BWB Consulting said: “The unfortunate announcement means the drainage of new development will continue to be a regional lottery with some areas adopting SuDS and some refusing to even consider adoption.
“Couple this with planning policy which demands SuDS are included and we are left with developments that will have drainage infrastructure with no long term management. Given the continued delay, is it time to question if Defra are truly committed to the implementation of Schedule 3?”
And the Environmental Industries Commission (EIC) deputy public affairs director Sam Ibbott said: “This is very disappointing. Not only has the implementation of SuDS been further delayed, but there is no indication of an updated timetable – leaving the industry in limbo, and potentially jeopardising investment.
“The announcement talks of implementing SuDS in a way that ‘does not affect development’. It is not clear what this means, but we are wary of any move to dilute the regulations. If you think SuDS affects development, you should try flooding.”
An email to stakeholders from the Defra SuDS team said: “The government remains committed to implementing SuDS at the earliest available opportunity, but not in a way that affects development. While several departments are working hard on this, it has become clear we will not be in a position to implement Schedule 3 from October, as we had hoped.
“A statement will be made in the summer that will set out in greater detail our plans for implementation. However, we would still expect the secondary legislation setting out the implementation date would be laid in Parliament approximately six months before that date.”
Ibbott told wwtonline: “What is meant by ‘not in a way that affects development’ is unclear to us, although we are investigating.

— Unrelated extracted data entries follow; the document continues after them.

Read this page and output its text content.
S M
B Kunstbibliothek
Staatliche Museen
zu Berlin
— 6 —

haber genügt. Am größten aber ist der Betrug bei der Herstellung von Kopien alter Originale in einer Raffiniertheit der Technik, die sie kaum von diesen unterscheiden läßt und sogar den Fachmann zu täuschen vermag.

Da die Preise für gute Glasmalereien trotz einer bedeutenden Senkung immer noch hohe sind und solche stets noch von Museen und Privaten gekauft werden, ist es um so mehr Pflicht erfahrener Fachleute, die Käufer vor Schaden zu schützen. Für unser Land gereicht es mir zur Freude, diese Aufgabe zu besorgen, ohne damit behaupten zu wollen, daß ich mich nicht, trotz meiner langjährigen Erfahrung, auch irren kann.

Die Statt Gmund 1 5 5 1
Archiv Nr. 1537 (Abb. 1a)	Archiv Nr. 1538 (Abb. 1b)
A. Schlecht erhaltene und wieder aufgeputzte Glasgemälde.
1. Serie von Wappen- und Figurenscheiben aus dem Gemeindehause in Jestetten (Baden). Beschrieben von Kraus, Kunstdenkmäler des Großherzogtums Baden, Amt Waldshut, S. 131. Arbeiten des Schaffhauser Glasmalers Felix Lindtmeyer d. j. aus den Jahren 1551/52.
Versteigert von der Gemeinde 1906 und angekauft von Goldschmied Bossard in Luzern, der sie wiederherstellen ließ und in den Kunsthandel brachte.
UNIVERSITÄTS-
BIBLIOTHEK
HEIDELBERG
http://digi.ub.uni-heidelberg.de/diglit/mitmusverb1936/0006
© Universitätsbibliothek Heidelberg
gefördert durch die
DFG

“My assumption is somewhere along the line developers have contacted Defra and said if it insists on implementation of SuDS to a certain specification it will add costs, making housebuilding schemes more difficult to fund, to find investment or to sell.
“I don’t know if this is the case, but I do know in the 18 months we’ve been dealing with the department on SuDS we’ve heard no suggestions it would hinder development. Hopefully it is no more than a throwaway line that has been added without much further thought. The other alternative is local authorities have said developments are being held up in the planning approvals process because they have to factor in the new requirements when assessing whether to grant planning approval. It’ll be one or the other – time or cost.”
An initial delay was announced by water minister Dan Rogerson on January 6, when he said: “Regrettably, it is looking increasingly unlikely we will be in a position to ensure the scheme comes into force this April, which was our preferred date for implementation as stated previously.”
“Defra is instead providing local authorities with the extra time they need to prepare for these new regulations to ensure local government is sufficiently prepared to undertake their statutory duties successfully from the outset.”
This second delay was slipped out by email without a public announcement. Ibbott concluded: “This in itself is unhelpful. The lack of clarity is unhelpful, the lack of a timetable that means we do not know a date delayed implementation will take place is unhelpful – and whether Defra will scale back the requirements of the overall scheme once a new date is set is unhelpful.
“The situation has become quite muddied, which for our members whose income is reliant on SuDS makes planning for the future very difficult.”